Neither memq nor member:test is the right thing in many cases, and
neither memq nor member:test are as efficient as they should be (I am
testing in GCL; I don't know about other Lisps). Changing memq to
member:test is just silly and annoying. If the effort is going to go
into changing these things, let's change them correctly.
They are not the right thing because they are often being used for
standard operations on Maxima internal representation, for example
(memq 'simp (caar x)) really means "is x flagged as simplified?".
Arguably more readable would be (simp-flaggedp x); though you could
also argue that using a standard operator like memq is just as good
(just as (+ x 1) is probably as readable or more than (1+ x)).
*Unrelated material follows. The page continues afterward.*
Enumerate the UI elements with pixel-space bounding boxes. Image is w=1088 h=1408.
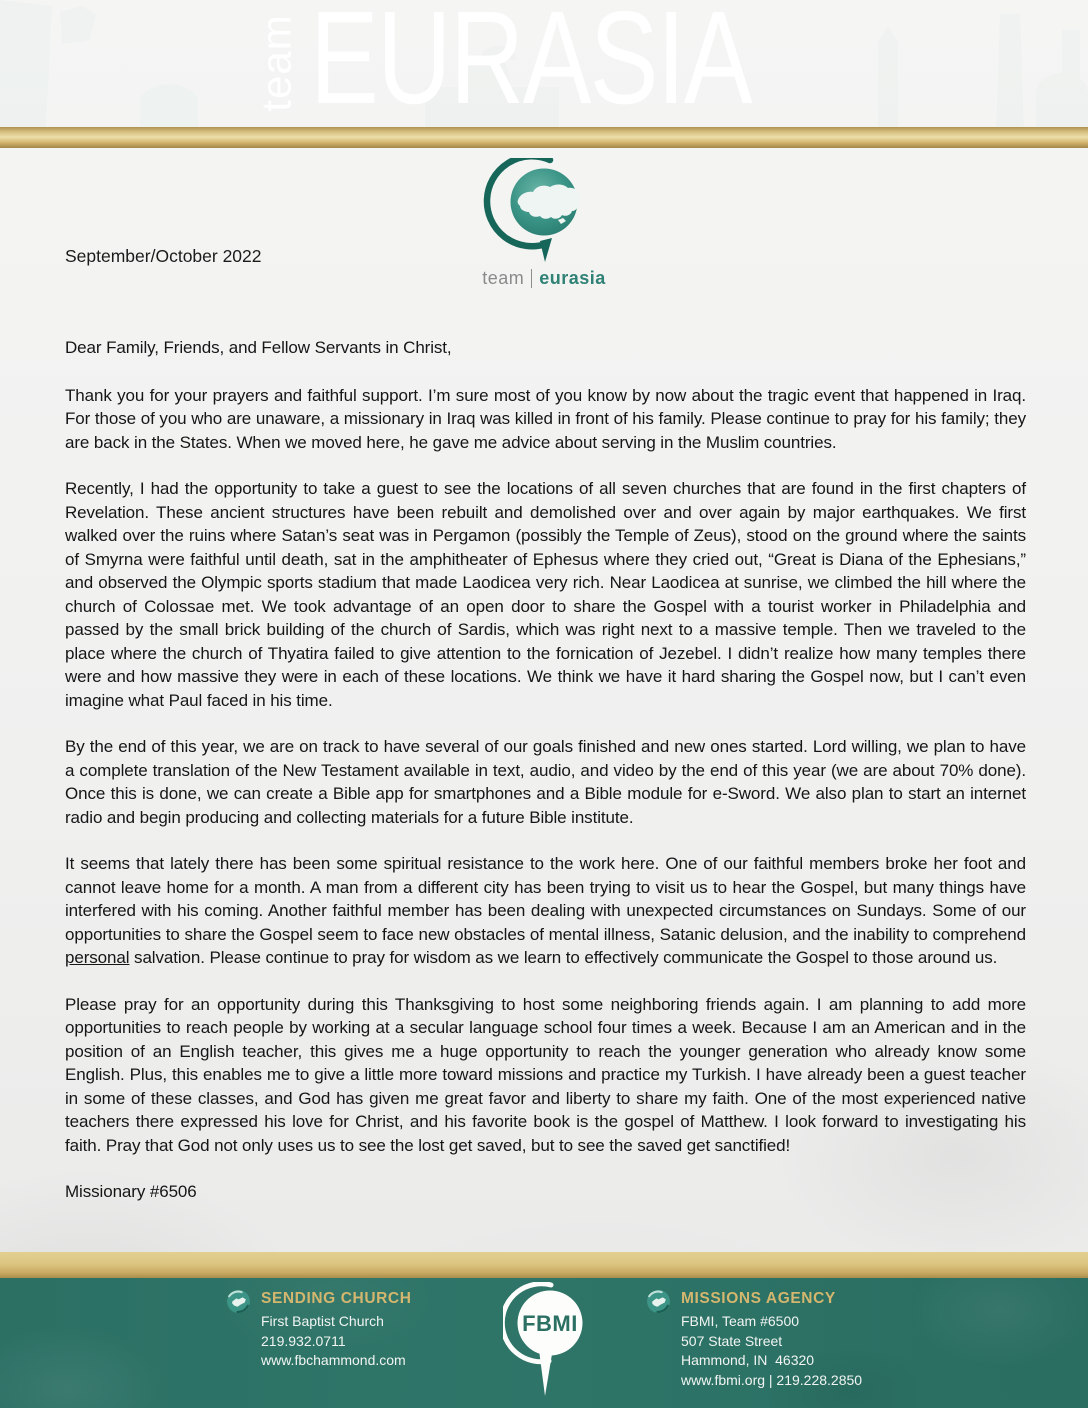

Not only does this have the advantage of saying explicitly what the
purpose of the operation is, but, it can be optimized for the vastly
most common case, namely that the op is either (op) or (op simp):
(defsubst simp-flaggedp (x)
(or (not (null (cdar x)))
(eq (cadar x) 'simp)
(memq 'simp (cdar x))))
Unfortunately, defsubst isn't standard, and the GCL compiler is pretty
simple-minded, not recognizing that (cdar x) is a common
subexpression, or how to implement not-null fast, so for efficiency
this would have to be rewritten as
(defmacro simp-flaggedp (x)
`(let ((cdarx (cdar ,x)))
(if cdarx
(or (eq (car cdarx) 'simp)
(memq 'simp cdarx))
;;Function call rarely called, so use a shorter but
;; slower code sequence in this case rather than member
;; which gives an inline loop
nil)))
For the (member a '(x y)) case, you'd hope that member would unroll
the loop for a short list like this one -- which GCL does -- and also
notice that an eq-test is equivalent to an eql-test when the elements
are symbols (thus avoiding the need for :test completely) -- which it
doesn't (compiler bug? it does compile (eql a 'x) as (eq a 'x)).
Finally, it is just ridiculous to make these multiple textual changes
because member:test is faster than memq when the change can be
implemented trivially by changing memq to a macro.